Could someone explain this little code snippet for me?

Given:

int a[3] = {2,3,4};

Why does the following evaluate to true?

static_cast<void *>(a) == static_cast<void *>(&a); // Why is this true?

Is this saying that the address of a is the same as a? If so, why is this true?

Answer 1

It is because address of the variable a concides with the address of the first element of array a. You can also think of a is &a[0] which is clearer when we say "the address of the first element of the array").

Another example,

struct X
{
    int i;
};

X x;

Here also the address of variable x concides with the address of x.i (which is the first element of the aggregate), so this would print 1:

std::cout << (&x == &(x.i)) << std::endl; //1

So in your case, &a is like &x, and a (or &a[0]) is like &(x.i).

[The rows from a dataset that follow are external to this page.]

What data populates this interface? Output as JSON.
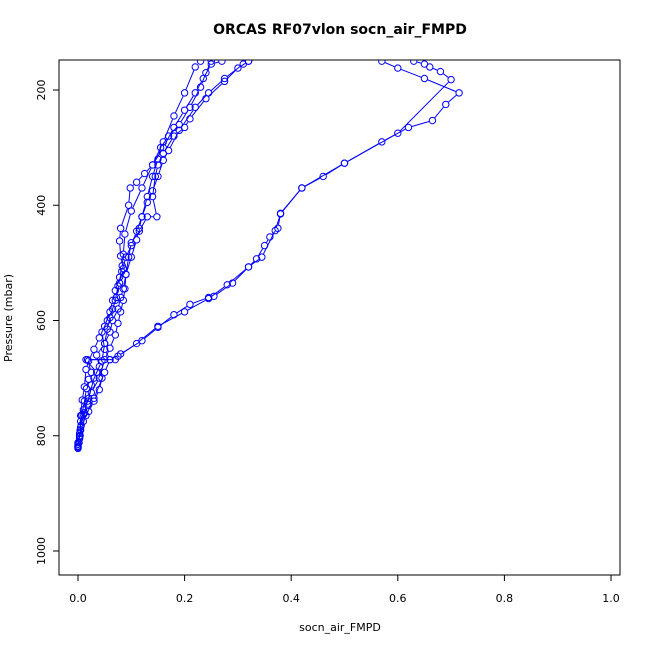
{
  "chart_data": {
    "type": "line",
    "title": "ORCAS RF07vlon socn_air_FMPD",
    "xlabel": "socn_air_FMPD",
    "ylabel": "Pressure (mbar)",
    "xlim": [
      0,
      1
    ],
    "ylim": [
      1040,
      150
    ],
    "y_axis_inverted": true,
    "x_ticks": [
      "0.0",
      "0.2",
      "0.4",
      "0.6",
      "0.8",
      "1.0"
    ],
    "y_ticks": [
      "200",
      "400",
      "600",
      "800",
      "1000"
    ],
    "grid": false,
    "legend": "none",
    "marker": "open-circle",
    "color": "#0000ff",
    "series": [
      {
        "points": [
          [
            0.0,
            822
          ],
          [
            0.002,
            812
          ],
          [
            0.003,
            800
          ],
          [
            0.004,
            790
          ],
          [
            0.005,
            765
          ],
          [
            0.008,
            738
          ],
          [
            0.012,
            715
          ],
          [
            0.015,
            685
          ],
          [
            0.02,
            670
          ],
          [
            0.03,
            650
          ],
          [
            0.04,
            630
          ],
          [
            0.05,
            610
          ],
          [
            0.06,
            585
          ],
          [
            0.065,
            565
          ],
          [
            0.07,
            548
          ],
          [
            0.078,
            525
          ],
          [
            0.083,
            505
          ],
          [
            0.085,
            485
          ],
          [
            0.088,
            450
          ],
          [
            0.1,
            410
          ],
          [
            0.12,
            370
          ],
          [
            0.14,
            330
          ],
          [
            0.16,
            290
          ],
          [
            0.18,
            245
          ],
          [
            0.2,
            205
          ],
          [
            0.22,
            160
          ],
          [
            0.23,
            150
          ]
        ]
      },
      {
        "points": [
          [
            0.0,
            820
          ],
          [
            0.003,
            805
          ],
          [
            0.005,
            775
          ],
          [
            0.01,
            755
          ],
          [
            0.02,
            735
          ],
          [
            0.03,
            700
          ],
          [
            0.045,
            670
          ],
          [
            0.05,
            640
          ],
          [
            0.055,
            615
          ],
          [
            0.06,
            595
          ],
          [
            0.07,
            565
          ],
          [
            0.075,
            540
          ],
          [
            0.082,
            515
          ],
          [
            0.09,
            490
          ],
          [
            0.1,
            470
          ],
          [
            0.11,
            445
          ],
          [
            0.12,
            420
          ],
          [
            0.13,
            385
          ],
          [
            0.14,
            350
          ],
          [
            0.15,
            320
          ],
          [
            0.155,
            300
          ],
          [
            0.17,
            280
          ],
          [
            0.19,
            260
          ],
          [
            0.21,
            230
          ],
          [
            0.23,
            195
          ],
          [
            0.24,
            170
          ],
          [
            0.25,
            150
          ]
        ]
      },
      {
        "points": [
          [
            0.0,
            818
          ],
          [
            0.005,
            790
          ],
          [
            0.015,
            765
          ],
          [
            0.03,
            735
          ],
          [
            0.05,
            690
          ],
          [
            0.06,
            668
          ],
          [
            0.05,
            650
          ],
          [
            0.045,
            620
          ],
          [
            0.055,
            600
          ],
          [
            0.065,
            580
          ],
          [
            0.072,
            560
          ],
          [
            0.078,
            535
          ],
          [
            0.085,
            510
          ],
          [
            0.08,
            488
          ],
          [
            0.078,
            462
          ],
          [
            0.08,
            440
          ],
          [
            0.095,
            400
          ],
          [
            0.098,
            370
          ],
          [
            0.11,
            360
          ],
          [
            0.125,
            345
          ],
          [
            0.14,
            330
          ],
          [
            0.16,
            300
          ],
          [
            0.18,
            265
          ],
          [
            0.2,
            235
          ],
          [
            0.22,
            205
          ],
          [
            0.235,
            180
          ],
          [
            0.25,
            155
          ],
          [
            0.27,
            150
          ]
        ]
      },
      {
        "points": [
          [
            0.0,
            815
          ],
          [
            0.004,
            800
          ],
          [
            0.01,
            775
          ],
          [
            0.02,
            758
          ],
          [
            0.03,
            740
          ],
          [
            0.04,
            720
          ],
          [
            0.045,
            700
          ],
          [
            0.04,
            680
          ],
          [
            0.035,
            660
          ],
          [
            0.05,
            640
          ],
          [
            0.06,
            620
          ],
          [
            0.065,
            600
          ],
          [
            0.075,
            580
          ],
          [
            0.08,
            560
          ],
          [
            0.085,
            545
          ],
          [
            0.09,
            520
          ],
          [
            0.1,
            490
          ],
          [
            0.11,
            460
          ],
          [
            0.115,
            440
          ],
          [
            0.12,
            420
          ],
          [
            0.13,
            395
          ],
          [
            0.14,
            375
          ],
          [
            0.15,
            350
          ],
          [
            0.16,
            322
          ],
          [
            0.17,
            305
          ],
          [
            0.19,
            270
          ],
          [
            0.22,
            230
          ],
          [
            0.245,
            205
          ],
          [
            0.275,
            180
          ],
          [
            0.31,
            155
          ],
          [
            0.32,
            150
          ]
        ]
      },
      {
        "points": [
          [
            0.0,
            818
          ],
          [
            0.005,
            785
          ],
          [
            0.012,
            760
          ],
          [
            0.018,
            740
          ],
          [
            0.025,
            725
          ],
          [
            0.04,
            700
          ],
          [
            0.05,
            668
          ],
          [
            0.06,
            648
          ],
          [
            0.07,
            625
          ],
          [
            0.075,
            605
          ],
          [
            0.08,
            585
          ],
          [
            0.085,
            565
          ],
          [
            0.088,
            545
          ],
          [
            0.09,
            520
          ],
          [
            0.095,
            490
          ],
          [
            0.1,
            465
          ],
          [
            0.115,
            445
          ],
          [
            0.13,
            420
          ],
          [
            0.148,
            420
          ],
          [
            0.14,
            385
          ],
          [
            0.145,
            350
          ],
          [
            0.15,
            330
          ],
          [
            0.16,
            310
          ],
          [
            0.18,
            280
          ],
          [
            0.2,
            265
          ],
          [
            0.21,
            250
          ],
          [
            0.24,
            215
          ],
          [
            0.275,
            185
          ],
          [
            0.3,
            162
          ],
          [
            0.32,
            150
          ]
        ]
      },
      {
        "points": [
          [
            0.0,
            812
          ],
          [
            0.003,
            802
          ],
          [
            0.006,
            782
          ],
          [
            0.01,
            763
          ],
          [
            0.018,
            745
          ],
          [
            0.025,
            712
          ],
          [
            0.035,
            690
          ],
          [
            0.015,
            668
          ],
          [
            0.06,
            668
          ],
          [
            0.08,
            658
          ],
          [
            0.12,
            635
          ],
          [
            0.15,
            612
          ],
          [
            0.18,
            590
          ],
          [
            0.21,
            572
          ],
          [
            0.245,
            560
          ],
          [
            0.255,
            558
          ],
          [
            0.29,
            535
          ],
          [
            0.32,
            507
          ],
          [
            0.335,
            493
          ],
          [
            0.35,
            470
          ],
          [
            0.36,
            455
          ],
          [
            0.375,
            440
          ],
          [
            0.38,
            414
          ],
          [
            0.42,
            370
          ],
          [
            0.46,
            350
          ],
          [
            0.5,
            327
          ],
          [
            0.57,
            290
          ],
          [
            0.62,
            265
          ],
          [
            0.665,
            253
          ],
          [
            0.69,
            225
          ],
          [
            0.715,
            205
          ],
          [
            0.65,
            180
          ],
          [
            0.6,
            162
          ],
          [
            0.57,
            150
          ]
        ]
      },
      {
        "points": [
          [
            0.0,
            820
          ],
          [
            0.003,
            796
          ],
          [
            0.007,
            764
          ],
          [
            0.012,
            740
          ],
          [
            0.016,
            718
          ],
          [
            0.02,
            702
          ],
          [
            0.025,
            690
          ],
          [
            0.018,
            668
          ],
          [
            0.07,
            668
          ],
          [
            0.075,
            662
          ],
          [
            0.11,
            640
          ],
          [
            0.15,
            610
          ],
          [
            0.2,
            585
          ],
          [
            0.245,
            562
          ],
          [
            0.28,
            538
          ],
          [
            0.32,
            507
          ],
          [
            0.345,
            490
          ],
          [
            0.37,
            444
          ],
          [
            0.38,
            415
          ],
          [
            0.42,
            370
          ],
          [
            0.5,
            327
          ],
          [
            0.6,
            275
          ],
          [
            0.7,
            182
          ],
          [
            0.68,
            168
          ],
          [
            0.66,
            160
          ],
          [
            0.65,
            155
          ],
          [
            0.63,
            150
          ]
        ]
      }
    ]
  }
}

Note that in C++ a and x are both called aggregate (see my answer here: What is an aggregate?)

Answer 2

In almost all contexts, the name of an array decays into a pointer to the first element of the array. So in static_cast<void*>(a), the a decays into &a[0]; it's type is "pointer to int". The expression evaluates to the address of the first element of the array. In static_cast<void*>(&a), however, &a is the address of the array itself; its type is "pointer to array of 3 int". That's why the casts are needed here: the two expressions without the casts would have different types, and could not be compared. Both can be converted to void* and compared. So what this code is illustrating is that the address of the first element of an array is the same as the address of the array, i.e., there's no padding at the front.

Answer 3

The name of an array usually evaluates to the address of the first element of the array, so array and &array have exact the same value.

However, they are different types. For the following array:

int a[8];

a+1 is the address of the array a + sizeof(int) but &a+1 will be the address of the array a + 8 * sizeof(int).